L'album est ce que Carcass aurait pu enregistrer en lieu et place de "Surgical Steel", pour peu qu'ils n'aient pas choisi d'abandonner les cathéters et autres précis d'anatomie pour se concentrer sur le solfège et les productions aseptisées. On y retrouve la même urgence que dans le jeu de batterie pressé de Ken Owen, le même sens du riff assassin faisant la part entre tourbe brouillonne et rock'n'roll pur et simple (le final de "Blunt Force Flight" et son superbe solo), et surtout, les mêmes sensations qu'en 1989 : celles de chausser les Pataugas avant d'aller joyeusement barboter dans la fosse commune. Au-delà de son statut de Madeleine de Proust pour ceux ayant connu les débuts du Grindcore et de son pendant putride, "Olidous Operettas" réserve également de beaux morceaux de bravoure pour les novices comme pour les amateurs avertis de blast-beats et de tabliers de chirurgie.
Pour les puristes et autres pisse-froid, "Olidous Operettas" s'apparenterait plus à une grande chasse aux sorcières qu'à un disque-hommage. Production sonore très similaire, de ces frappes précises jusqu'au riffing bouillonnant, en passant par ce duo de voix de gargouilles reconnaissables entre dix autres, tout respire et pue la formation de Liverpool. On ne peut pas donner intégralement tort aux s(c)eptiques, la demie-heure que dure l'album étant pour moitié composée de repompes quasi-intégrales de breaks, de tournures rythmiques, de temps forts de "Symphonies of Sickness", parsemés sur chacun des huit titres : "Expeditious Evisceratory Mishap", dont le break double-pédale/guitare à 0:57 est une transposition plus rapide de la partie centrale de "Excoriating Abdominal Emanations"; la première minute de "Necrotic Apologues" se présentant comme un copier/coller à peine plus riche en cymbales de la célèbre entrée en matière de "Reek of Putrefaction"; "The Virchow Postmortem Procedure" qui, à 01:49, reprend la même batterie traînante et les voix vomissantes de "Ruptured in Purulence"... Pour autant, résumer "Olidous Operettas" à un plagiat pur et simple serait injustement réducteur. D'une part, car TCME n'a jamais caché son intention première, celle de n'être qu'un groupe hommage. De l'autre, car ce qui est présent sur la galette, et qui n'aurait pas été emprunté chez Carcass, est d'excellente facture.

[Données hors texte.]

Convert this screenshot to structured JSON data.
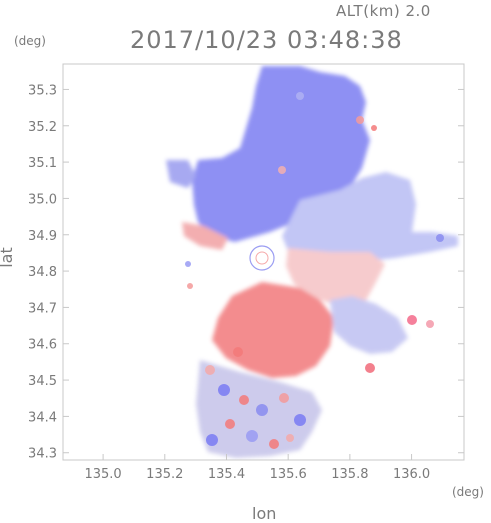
{
  "header": {
    "altitude_label": "ALT(km) 2.0",
    "timestamp": "2017/10/23 03:48:38"
  },
  "axes": {
    "lat_unit": "(deg)",
    "lon_unit": "(deg)",
    "xlabel": "lon",
    "ylabel": "lat",
    "x_ticks": [
      "135.0",
      "135.2",
      "135.4",
      "135.6",
      "135.8",
      "136.0"
    ],
    "y_ticks": [
      "35.3",
      "35.2",
      "35.1",
      "35.0",
      "34.9",
      "34.8",
      "34.7",
      "34.6",
      "34.5",
      "34.4",
      "34.3"
    ],
    "xlim": [
      134.87,
      136.17
    ],
    "ylim": [
      34.28,
      35.37
    ]
  },
  "colors": {
    "frame": "#c8c8c8",
    "text": "#7a7a7a",
    "approaching_blue": "#7a7cf4",
    "receding_red": "#f47a7a",
    "neutral": "#e0e0f6"
  }
}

Pour ma part, les choses sont bien tranchées. "Olidous Operettas" est à considérer comme un disque fan-service, dans ce que ce terme peut supposer de meilleur : mis en boîte par des fans respectueux du matériau d'origine, pour des fans nostalgiques ou désireux de revivre le frisson des prémices du Goregrind. Je préfère cent fois écouter The County Medical Examiners, qui assume pleinement sa raison d'être, que de me frapper un énième clone sans talent, qui se contenterait d'empiler les poncifs en les masquant derrière des pochettes toujours plus racoleuses et immondes. Vous prendrez ce second et ultime full-length du trio comme vous le voudrez, curiosité ou plagiat. Il est avant tout une déclaration d'amour fou à son premier amour - et c'est bien pour cette raison qu'il en serait presque touchant.